Crude fiber is measured by chemically mimicking gastric digestion of feeds with solutions consisting of acids and bases. [1] This chemical digestion breaks down feed components, leaving behind fibrous material, which is then measured.

However, this analysis of crude fiber results in some loss of fibrous components such as cellulose, hemicellulose, and lignin, underestimating the fiber content of the feed. [1] For this reason, more advanced analytical methods are preferred to estimate fiber content.

Total Dietary Fiber

Total dietary fiber is defined as the sum of all the indigestible components of a horse’s diet, including both soluble and insoluble fibers.

While total dietary fiber provides a reasonable approximation of fiber in equine diets, it is used more commonly in human nutrition. [1]

Total dietary fiber represents the combined content of various fibers, including: [1]

  • Cellulose
  • Hemicellulose
  • Lignin
  • Pectin
  • Other soluble fibers such as gums and mucilages


Cellulose is a polysaccharide made up of long chains of glucose that are held together with beta-1,4 linkages. [2] Cellulose makes up a large percent of plant mass, with cool season grass pasture containing around 50 – 60% cellulose on a dry matter basis. [3]

Cellulose is an insoluble fiber, which means it doesn’t dissolve in water and isn’t directly digestible by the horse.
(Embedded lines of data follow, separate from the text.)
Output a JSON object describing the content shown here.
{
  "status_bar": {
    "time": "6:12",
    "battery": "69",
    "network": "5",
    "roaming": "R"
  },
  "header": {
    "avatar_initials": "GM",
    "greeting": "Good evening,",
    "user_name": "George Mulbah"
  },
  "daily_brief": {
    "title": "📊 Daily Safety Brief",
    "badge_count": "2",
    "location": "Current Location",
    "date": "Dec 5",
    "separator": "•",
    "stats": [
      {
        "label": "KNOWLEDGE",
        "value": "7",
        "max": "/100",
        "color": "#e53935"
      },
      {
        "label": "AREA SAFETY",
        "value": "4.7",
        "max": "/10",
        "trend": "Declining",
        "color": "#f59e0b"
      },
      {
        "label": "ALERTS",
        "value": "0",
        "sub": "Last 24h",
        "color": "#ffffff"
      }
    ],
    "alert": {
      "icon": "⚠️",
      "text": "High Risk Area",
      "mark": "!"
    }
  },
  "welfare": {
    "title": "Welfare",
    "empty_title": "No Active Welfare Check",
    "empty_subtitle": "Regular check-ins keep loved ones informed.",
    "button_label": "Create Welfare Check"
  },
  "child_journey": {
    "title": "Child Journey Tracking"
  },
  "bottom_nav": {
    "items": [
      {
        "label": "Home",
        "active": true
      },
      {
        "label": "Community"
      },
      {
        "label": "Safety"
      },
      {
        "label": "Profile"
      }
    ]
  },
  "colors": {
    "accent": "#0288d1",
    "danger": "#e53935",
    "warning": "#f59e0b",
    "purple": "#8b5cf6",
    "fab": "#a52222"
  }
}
Instead, cellulose adds bulk to the digestive contents, aiding in the movement of food through the digestive tract.


Hemicellulose is a polysaccharide with mixed alpha and beta linkages. Hemicellulose may consist of various simple sugar units, including glucose, xylose, mannose and arabinose. [2]

Like cellulose, hemicellulose makes up a large proportion of plants, with cool season grass pasture containing approximately 30 – 50% hemicellulose on a dry matter basis. [3] Hemicellulose is also an insoluble fiber.


Lignin is a portion of the plant cell wall that has a phenolic (ring-like) structure that inhibits the digestion of polysaccharides. This makes it indigestible for both horses and microbes. [2]

Lignin can bind to cellulose and hemicellulose, forming lignocellulose, which is less digestible by microbes compared to cellulose and hemicellulose. [2][4]

Lignin is less abundant in plants than cellulose and hemicellulose, with cool-season grass pasture containing roughly five percent lignin on a dry matter basis. [3]


Pectins are structural carbohydrates that help to bind plant cells together. They are made of simple sugar units including galacturonic acid, arabinose, and galactose. [2] Pectins are soluble fibers and are therefore quickly fermented in the hindgut. [2]

Pectins are less abundant in plants compared to cellulose and hemicellulose, with pasture typically containing about 2 – 4% pectin.